Episode 3 of Obi-Wan felt like nothing happened, until it did. I’m sure bad people on the internet will whine about retcons with this episode. Those people need to go touch grass.
 

Sarcasmorator

Same as I ever was
(He/him)
Stayed up and watched episode 3. I liked it for the most part, but it was a little less fun than the first two. While I thought the parkour and other action of the last two episodes were fine, the beatdown duel here seemed a little flat, I think in part because Vader works best as a movie monster in corridors where he can pop out of a side passage and you can't get past him, rather than outside among piles of mining tailings where it seems like it would be easy to get away but nevertheless, there he is somehow.

But I suspect this was only their first encounter, the one Obi-Wan loses and has to be rescued from, like Luke was. The next one will likely end in a draw, or Vader losing a mechanical limb. It was brutal how Vader tried to draw Obi-Wan out; effective in its horribleness. No bluster or declaration. Just silently hurting and killing people because he knows Obi-Wan is there and watching. And dragging him into the fire; of course he would.

-"The Grand Inquisitor is nothing." And what do you think that makes you, Reva, when you're GI? There's no future for any of them.
-Grand Inquisitor actually dead, or just offscreen and assumed dead/lied about by Reva? We'll see. Feels odd for the show to kill off a major character from a show Dave Filoni directly oversaw, so I suspect we haven't seen the last of him.
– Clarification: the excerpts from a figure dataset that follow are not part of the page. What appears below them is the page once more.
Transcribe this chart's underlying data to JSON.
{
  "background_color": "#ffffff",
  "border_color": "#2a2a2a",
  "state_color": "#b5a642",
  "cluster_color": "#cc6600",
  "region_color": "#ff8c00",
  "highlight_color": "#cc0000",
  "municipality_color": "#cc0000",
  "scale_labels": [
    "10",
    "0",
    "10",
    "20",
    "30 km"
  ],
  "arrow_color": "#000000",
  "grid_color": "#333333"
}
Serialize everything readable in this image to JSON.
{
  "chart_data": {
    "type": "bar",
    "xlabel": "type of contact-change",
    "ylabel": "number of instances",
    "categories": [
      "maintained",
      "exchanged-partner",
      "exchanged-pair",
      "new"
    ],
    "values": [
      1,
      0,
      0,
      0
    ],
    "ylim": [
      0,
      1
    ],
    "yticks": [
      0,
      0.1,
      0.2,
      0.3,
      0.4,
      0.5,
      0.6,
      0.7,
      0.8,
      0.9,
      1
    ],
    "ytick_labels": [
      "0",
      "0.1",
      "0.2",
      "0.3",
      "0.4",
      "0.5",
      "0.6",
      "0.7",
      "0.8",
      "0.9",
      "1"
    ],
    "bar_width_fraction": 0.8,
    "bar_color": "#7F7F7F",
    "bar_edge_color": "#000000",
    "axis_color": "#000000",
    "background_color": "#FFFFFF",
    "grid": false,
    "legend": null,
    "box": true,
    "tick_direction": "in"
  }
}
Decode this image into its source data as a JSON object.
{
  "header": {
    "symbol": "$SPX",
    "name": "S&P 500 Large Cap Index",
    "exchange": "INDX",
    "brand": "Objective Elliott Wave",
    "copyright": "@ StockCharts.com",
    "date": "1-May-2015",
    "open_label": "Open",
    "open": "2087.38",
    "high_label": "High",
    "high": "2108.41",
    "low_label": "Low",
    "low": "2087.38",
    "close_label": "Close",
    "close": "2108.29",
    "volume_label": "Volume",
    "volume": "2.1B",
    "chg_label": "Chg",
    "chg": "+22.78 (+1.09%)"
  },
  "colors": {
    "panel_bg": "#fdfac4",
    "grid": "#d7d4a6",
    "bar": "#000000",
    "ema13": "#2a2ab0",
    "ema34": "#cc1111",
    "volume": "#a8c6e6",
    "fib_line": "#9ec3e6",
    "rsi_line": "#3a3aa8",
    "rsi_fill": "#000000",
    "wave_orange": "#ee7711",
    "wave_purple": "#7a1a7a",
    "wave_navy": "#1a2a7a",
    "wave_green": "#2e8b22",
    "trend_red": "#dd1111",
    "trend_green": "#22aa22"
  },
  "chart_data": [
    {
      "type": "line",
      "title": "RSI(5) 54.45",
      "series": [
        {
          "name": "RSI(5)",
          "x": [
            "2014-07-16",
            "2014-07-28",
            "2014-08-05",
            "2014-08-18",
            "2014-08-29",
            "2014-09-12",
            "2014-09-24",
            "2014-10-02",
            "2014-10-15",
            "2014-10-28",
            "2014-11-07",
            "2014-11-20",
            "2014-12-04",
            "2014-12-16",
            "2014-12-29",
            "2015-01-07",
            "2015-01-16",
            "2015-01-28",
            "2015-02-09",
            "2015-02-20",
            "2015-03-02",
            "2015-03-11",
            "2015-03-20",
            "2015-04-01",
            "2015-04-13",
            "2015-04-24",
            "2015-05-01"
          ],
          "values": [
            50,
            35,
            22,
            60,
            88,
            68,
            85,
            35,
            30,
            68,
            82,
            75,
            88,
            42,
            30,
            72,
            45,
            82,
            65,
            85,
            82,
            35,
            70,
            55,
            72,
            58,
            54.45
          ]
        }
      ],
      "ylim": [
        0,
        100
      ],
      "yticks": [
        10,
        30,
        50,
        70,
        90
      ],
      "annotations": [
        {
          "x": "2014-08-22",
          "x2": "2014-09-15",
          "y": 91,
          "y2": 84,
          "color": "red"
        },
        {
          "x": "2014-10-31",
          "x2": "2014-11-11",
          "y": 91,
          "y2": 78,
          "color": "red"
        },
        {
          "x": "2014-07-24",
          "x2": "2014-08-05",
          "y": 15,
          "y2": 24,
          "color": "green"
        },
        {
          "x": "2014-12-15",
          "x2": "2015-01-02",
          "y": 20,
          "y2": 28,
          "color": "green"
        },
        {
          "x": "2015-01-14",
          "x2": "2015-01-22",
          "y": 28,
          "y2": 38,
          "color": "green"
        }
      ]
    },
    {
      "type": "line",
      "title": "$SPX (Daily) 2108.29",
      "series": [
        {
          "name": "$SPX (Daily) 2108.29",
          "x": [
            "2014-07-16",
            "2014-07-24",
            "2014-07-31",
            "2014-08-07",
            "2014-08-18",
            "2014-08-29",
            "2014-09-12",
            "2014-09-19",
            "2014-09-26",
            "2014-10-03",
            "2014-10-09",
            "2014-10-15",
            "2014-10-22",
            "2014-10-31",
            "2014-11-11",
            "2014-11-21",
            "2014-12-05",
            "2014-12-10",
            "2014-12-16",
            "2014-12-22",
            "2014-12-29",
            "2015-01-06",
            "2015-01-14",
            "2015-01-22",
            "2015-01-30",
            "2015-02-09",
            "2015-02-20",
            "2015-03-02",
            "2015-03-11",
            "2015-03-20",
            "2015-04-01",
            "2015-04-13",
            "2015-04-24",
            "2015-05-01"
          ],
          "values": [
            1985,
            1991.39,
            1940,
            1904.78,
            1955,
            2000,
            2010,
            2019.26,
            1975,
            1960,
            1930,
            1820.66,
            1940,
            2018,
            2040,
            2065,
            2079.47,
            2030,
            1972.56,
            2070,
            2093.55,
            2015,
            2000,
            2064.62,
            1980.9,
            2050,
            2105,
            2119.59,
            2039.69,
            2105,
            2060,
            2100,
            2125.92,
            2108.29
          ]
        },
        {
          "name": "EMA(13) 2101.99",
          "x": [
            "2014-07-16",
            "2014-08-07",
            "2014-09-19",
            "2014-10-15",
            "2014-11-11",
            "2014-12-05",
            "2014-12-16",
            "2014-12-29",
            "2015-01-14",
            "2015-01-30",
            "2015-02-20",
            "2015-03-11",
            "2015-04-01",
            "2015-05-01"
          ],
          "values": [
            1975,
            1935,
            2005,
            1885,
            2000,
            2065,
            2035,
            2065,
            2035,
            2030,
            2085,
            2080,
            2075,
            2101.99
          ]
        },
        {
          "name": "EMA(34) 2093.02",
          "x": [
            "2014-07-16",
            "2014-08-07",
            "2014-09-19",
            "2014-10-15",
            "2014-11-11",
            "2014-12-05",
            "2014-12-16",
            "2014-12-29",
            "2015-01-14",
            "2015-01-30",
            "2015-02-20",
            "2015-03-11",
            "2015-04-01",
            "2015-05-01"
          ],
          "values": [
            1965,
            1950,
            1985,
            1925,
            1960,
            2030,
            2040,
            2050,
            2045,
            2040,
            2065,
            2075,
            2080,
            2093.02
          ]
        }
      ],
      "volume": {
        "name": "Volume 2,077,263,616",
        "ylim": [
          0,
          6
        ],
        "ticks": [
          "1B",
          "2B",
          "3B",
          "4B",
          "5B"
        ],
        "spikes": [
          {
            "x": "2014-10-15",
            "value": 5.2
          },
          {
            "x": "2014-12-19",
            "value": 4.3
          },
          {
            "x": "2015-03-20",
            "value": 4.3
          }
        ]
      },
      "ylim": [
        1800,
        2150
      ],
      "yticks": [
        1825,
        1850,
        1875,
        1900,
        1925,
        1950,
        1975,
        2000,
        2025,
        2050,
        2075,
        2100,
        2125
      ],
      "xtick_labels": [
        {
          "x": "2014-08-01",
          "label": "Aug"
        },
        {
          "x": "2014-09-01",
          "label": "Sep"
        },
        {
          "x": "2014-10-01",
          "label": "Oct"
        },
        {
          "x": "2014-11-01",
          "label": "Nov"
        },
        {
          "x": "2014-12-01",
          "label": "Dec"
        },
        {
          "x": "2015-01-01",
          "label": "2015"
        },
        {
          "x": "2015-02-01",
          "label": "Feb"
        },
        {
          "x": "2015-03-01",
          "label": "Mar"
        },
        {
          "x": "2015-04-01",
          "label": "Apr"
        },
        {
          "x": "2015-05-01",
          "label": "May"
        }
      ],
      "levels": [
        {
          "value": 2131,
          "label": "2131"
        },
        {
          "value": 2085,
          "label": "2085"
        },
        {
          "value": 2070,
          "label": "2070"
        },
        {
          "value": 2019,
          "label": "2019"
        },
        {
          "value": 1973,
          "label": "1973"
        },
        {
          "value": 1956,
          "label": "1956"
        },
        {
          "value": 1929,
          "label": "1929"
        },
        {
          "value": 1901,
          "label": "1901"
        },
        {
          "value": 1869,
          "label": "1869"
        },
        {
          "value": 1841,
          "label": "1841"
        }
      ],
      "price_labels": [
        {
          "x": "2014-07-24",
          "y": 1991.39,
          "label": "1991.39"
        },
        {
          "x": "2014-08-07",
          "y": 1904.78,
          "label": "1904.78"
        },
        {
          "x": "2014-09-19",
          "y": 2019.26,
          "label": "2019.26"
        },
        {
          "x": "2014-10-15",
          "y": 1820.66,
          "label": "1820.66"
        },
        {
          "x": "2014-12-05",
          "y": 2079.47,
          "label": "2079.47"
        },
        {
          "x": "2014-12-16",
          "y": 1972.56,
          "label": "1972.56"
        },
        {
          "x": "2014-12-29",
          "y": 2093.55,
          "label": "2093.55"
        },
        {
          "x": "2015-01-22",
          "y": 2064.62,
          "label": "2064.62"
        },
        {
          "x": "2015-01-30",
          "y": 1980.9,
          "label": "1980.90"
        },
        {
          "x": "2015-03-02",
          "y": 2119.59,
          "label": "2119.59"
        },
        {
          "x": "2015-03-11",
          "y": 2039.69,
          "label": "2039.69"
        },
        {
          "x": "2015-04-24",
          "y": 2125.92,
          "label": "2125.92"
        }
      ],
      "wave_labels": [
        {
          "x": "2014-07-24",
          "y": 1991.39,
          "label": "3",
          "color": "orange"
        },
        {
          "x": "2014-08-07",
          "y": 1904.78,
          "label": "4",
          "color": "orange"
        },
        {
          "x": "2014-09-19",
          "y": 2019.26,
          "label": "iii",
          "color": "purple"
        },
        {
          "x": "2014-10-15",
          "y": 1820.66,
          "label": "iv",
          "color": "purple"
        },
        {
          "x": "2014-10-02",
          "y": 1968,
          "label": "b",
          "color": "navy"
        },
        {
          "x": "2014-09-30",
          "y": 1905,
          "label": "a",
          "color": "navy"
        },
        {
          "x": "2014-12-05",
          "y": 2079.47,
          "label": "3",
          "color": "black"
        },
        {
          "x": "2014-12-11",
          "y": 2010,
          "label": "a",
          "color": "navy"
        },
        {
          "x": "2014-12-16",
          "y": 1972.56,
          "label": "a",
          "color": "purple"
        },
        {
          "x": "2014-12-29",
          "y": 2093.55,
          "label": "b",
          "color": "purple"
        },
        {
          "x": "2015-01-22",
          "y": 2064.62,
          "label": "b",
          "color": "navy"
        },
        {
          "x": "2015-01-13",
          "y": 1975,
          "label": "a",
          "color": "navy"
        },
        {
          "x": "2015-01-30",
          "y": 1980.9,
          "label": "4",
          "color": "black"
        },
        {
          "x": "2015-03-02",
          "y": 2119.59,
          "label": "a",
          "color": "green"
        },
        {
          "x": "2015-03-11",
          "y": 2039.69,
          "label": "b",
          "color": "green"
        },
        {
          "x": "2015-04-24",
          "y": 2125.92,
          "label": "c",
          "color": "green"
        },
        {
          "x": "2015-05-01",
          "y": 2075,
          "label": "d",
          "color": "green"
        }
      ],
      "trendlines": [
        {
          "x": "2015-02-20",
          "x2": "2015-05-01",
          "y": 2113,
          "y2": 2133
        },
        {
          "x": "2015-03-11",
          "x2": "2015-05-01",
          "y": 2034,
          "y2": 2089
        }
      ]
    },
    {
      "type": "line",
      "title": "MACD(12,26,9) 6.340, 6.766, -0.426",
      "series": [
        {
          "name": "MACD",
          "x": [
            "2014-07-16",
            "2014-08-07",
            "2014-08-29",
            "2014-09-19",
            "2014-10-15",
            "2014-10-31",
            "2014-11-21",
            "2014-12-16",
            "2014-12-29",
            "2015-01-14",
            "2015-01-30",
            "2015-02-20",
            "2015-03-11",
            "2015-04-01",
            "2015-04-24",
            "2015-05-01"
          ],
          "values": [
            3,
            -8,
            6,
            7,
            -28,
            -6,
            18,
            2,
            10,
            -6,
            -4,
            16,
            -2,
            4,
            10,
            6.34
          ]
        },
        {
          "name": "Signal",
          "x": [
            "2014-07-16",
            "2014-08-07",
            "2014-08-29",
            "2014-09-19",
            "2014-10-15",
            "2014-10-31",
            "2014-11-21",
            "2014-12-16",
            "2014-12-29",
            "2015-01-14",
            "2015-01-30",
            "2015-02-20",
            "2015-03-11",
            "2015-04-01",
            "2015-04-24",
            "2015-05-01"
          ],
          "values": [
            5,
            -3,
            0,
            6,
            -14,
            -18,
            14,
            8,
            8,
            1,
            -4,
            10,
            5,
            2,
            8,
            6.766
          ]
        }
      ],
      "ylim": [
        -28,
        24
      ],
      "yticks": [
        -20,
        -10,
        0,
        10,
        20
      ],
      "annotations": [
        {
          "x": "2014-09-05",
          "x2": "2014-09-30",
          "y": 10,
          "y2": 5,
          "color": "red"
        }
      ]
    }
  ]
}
Apparently the Inquisitors showing up in OBW was his own idea.
-I predicted almost every line Vader spoke, to the specific wording, during the Obi-Wan encounter. Because they were all the most obvious lines. I hope he gets a little more to say. Nice to hear James Earl Jones again. No one does it the same.
-Vader's suit seems incredibly uncomfortable; no padding underneath, just armor on skin and his mockery of Jedi robes over that. Yikes.
-"Quinlan was here!" I assume it said "Quinlan wuz here" on the wall itself. I liked the little touch of hope for Kenobi there on what is about to be a very bad night.
 
Last edited:
...the beatdown duel here seemed a little flat
I feel like that was kind of the point? Vader had spent ten years thinking about nothing but revenge and what this moment was going to be like. He's very careful and methodical about how he acts and moves in this fight and leading up to it. He underestimated Obi-Wan before and it nearly cost him everything. And when the moment finally comes for him to prove his worth and defeat his white whale, Obi-Wan runs away and is a pathetic shell of his former self. It's flat because it's supposed to feel anticlimactic for Vader. And I highly suspect the reason why he just stands there and lets him go is because he's so disappointed in the moment and in Obi-Wan.
 

Phantoon

I cuss you bad
That episode was pretty great about laying on the line how far up shit creek Obi-wan and Leia are. The Empire are casually monstrous and omnipresent and Vader is genuinely frightening. I'm still not overly up for multiple Vader duels with Obi-wan; the Clone Wars managed to never have Grievous and Anakin meet because of two lines of dialogue and I'm not sure they're being half as careful here.

That said, so far it's been really well done outside of villains running straight into branches for no reason, so I'll accept it.
 

Sarcasmorator

Same as I ever was
(He/him)
Honestly, Clone Wars was too careful about that.

Another thing I liked: the pressure of Vader's presence on Obi-Wan, and how he sends normal people into near panic just by being there. Dark Paladin Aura of Fear.